The EU’s latest efforts to stop importing Russian oil show just what a folly this was.

Donations of military equipment to Ukraine are certainly helping to keep Russian forces at bay, but economic sanctions? That is another story. [bold, links added]

Sanctions may be helping to lower living standards among Russian citizens, but they are still a long, long way from cutting off the lifeblood of the Russian economy – its oil and gas exports.

Since February, EU countries have paid over £40 billion to Russia for its gas and oil – money that is helping fund the Russian military machine.

But even after Monday’s new EU agreement, which was supposed to phase out oil and gas imports for good, substantial trade will continue.

The agreement only really tries to bring an end to oil imports that arrive from Russia by ship. Imports via pipeline – which account for a quarter of the total – will be exempt.

This is to ensure the continuation of supplies to Slovakia, the Czech Republic, and Hungary, which are highly dependent on the pipelines – Slovakia obtains virtually all its oil in this way.

The loudest whelp of joy from Monday night’s negotiations came from Hungary’s PM Viktor Orban, who boasted on Facebook that Hungary would be exempt from the embargo.

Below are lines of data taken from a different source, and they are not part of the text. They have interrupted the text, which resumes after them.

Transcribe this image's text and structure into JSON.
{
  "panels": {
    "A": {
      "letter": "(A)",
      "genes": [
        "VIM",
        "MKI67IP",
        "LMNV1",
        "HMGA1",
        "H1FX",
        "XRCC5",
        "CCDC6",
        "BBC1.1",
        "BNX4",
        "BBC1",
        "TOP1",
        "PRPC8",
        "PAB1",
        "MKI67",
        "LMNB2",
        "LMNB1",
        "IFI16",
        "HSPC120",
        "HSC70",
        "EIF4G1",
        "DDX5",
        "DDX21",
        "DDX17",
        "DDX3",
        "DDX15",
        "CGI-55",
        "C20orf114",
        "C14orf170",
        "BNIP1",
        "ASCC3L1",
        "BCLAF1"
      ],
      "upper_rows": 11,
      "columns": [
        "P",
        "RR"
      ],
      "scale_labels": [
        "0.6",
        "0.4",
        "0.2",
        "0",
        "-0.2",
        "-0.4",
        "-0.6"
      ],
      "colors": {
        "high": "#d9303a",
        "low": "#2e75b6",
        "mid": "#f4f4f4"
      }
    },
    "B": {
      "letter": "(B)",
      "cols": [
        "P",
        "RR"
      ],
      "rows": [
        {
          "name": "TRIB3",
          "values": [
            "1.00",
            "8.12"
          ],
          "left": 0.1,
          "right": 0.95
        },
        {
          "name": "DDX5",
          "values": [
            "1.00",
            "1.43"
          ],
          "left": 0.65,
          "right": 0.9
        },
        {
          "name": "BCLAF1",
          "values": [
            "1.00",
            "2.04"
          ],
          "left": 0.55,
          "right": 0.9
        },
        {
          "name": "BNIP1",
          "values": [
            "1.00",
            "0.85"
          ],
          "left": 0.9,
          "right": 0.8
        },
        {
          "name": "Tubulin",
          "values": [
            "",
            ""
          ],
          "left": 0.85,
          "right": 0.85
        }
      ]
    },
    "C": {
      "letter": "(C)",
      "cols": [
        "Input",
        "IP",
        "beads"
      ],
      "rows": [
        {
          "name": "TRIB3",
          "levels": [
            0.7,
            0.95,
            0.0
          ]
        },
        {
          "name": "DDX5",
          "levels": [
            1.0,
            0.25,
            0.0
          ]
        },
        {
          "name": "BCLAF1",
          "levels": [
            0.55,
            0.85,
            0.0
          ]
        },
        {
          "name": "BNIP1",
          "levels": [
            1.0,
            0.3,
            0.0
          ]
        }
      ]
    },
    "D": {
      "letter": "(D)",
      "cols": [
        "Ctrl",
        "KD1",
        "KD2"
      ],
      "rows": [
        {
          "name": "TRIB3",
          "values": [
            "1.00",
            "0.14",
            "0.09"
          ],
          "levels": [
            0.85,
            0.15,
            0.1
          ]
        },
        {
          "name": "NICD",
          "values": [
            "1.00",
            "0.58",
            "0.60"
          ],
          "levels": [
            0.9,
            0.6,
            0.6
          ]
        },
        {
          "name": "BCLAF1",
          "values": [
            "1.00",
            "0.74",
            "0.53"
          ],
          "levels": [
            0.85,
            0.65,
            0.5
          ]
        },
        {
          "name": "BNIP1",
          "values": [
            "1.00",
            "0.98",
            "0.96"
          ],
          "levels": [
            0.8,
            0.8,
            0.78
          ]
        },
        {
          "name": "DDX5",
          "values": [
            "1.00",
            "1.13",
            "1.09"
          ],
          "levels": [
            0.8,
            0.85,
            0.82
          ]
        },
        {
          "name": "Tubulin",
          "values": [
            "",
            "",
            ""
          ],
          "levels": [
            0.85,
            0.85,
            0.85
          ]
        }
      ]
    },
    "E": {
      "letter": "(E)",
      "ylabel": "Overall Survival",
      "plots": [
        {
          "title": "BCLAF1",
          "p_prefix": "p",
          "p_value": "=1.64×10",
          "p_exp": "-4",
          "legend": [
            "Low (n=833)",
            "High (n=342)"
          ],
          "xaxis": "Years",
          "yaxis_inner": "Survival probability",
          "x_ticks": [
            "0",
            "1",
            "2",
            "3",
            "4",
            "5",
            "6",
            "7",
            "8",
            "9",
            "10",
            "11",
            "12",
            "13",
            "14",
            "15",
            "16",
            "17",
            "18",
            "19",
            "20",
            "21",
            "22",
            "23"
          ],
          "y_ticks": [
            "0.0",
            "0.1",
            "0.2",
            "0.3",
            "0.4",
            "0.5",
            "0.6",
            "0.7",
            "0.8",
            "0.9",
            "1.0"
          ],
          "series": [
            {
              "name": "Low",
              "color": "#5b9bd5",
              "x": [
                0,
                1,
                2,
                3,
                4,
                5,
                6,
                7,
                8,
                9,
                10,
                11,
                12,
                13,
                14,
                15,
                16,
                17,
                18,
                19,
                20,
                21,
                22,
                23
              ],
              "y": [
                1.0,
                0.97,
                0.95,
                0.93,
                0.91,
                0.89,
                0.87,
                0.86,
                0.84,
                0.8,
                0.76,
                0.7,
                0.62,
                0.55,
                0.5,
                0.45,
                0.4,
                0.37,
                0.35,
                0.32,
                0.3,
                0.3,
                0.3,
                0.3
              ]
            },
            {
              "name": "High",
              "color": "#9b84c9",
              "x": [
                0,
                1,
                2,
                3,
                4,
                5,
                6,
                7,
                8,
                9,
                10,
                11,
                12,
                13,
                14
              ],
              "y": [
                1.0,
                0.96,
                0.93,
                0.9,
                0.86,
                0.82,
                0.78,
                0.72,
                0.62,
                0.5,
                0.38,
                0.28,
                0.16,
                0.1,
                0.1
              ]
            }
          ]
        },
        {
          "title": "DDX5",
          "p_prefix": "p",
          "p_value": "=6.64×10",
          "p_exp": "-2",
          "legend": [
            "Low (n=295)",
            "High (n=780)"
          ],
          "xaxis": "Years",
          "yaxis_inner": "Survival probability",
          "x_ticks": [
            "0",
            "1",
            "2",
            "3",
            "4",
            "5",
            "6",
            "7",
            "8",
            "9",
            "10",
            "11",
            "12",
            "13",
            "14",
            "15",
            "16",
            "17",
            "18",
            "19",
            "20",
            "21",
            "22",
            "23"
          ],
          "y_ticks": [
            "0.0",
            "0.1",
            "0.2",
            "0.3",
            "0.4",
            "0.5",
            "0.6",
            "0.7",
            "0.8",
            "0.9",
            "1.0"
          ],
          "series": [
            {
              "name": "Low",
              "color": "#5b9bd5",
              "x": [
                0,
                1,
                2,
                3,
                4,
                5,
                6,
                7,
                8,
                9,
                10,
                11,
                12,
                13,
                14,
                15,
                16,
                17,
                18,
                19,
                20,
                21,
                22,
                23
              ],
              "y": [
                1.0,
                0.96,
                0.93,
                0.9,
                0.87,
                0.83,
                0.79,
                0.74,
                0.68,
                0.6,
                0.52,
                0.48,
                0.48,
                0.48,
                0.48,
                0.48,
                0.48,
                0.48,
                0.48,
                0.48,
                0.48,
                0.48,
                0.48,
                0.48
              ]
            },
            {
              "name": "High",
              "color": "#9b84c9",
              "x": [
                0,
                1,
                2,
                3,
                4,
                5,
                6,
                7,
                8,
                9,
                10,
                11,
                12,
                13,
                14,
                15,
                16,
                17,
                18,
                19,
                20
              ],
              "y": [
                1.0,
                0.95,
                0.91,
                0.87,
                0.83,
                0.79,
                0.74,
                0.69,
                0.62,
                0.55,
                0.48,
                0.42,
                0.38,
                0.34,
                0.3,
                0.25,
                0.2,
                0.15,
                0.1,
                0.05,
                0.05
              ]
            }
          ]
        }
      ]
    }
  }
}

It isn’t just Slovakia, the Czech Republic, and Hungary, either – Poland and Germany will be allowed to continue to draw oil from Russian pipelines, although they have said they will try to stop doing this by the end of the year.

Assuming they do meet this deadline, the best that can be hoped for is that by this time next year EU oil imports from Russia will be down by 90 percent on pre-invasion levels – a long way from a complete cessation.

Meanwhile, gas continues to flow to Europe from Russia, and there is little hope of arresting this trade in the near future – even if Germany is hurriedly building terminals so it can import liquified natural gas from Qatar and elsewhere.

The EU has not yet begun trying to negotiate a cessation of gas imports, but when it does this is unlikely to end any more satisfactorily. There will be more horse-trading, more concessions, more get-out clauses, and more drawn-out deadlines.

But even if the EU could agree to eliminate oil and gas imports, the idea that the West can fight a sanctions war against Russia by itself is fatally undermined by the reality that there are other large customers eager to soak up any Russian oil or gas that the West rejects.

In April, the value of China’s imports from Russia surged by 56 percent as oil and gas, which would previously have gone to Europe, was diverted there instead.

India, too, has shown little inclination to sanction Russia – and is rather keen to buy Russian energy at a discounted price.

Europe’s dependence on Russian oil and gas is the product of years of ill-conceived energy policy that put commitments to reduce territorial carbon emissions above geopolitical realityNord Stream 2, remember, was agreed upon even after Russia’s annexation of the Crimea in 2014.

It can’t be undone in a hurry, but even if it could be, we still wouldn’t be able to bring down the Russian economy without the aid of China, India, and other large energy consumers.

Our only hope of forcing Putin to withdraw from Ukraine is to carry on supplying Ukraine with weapons and other tactical help.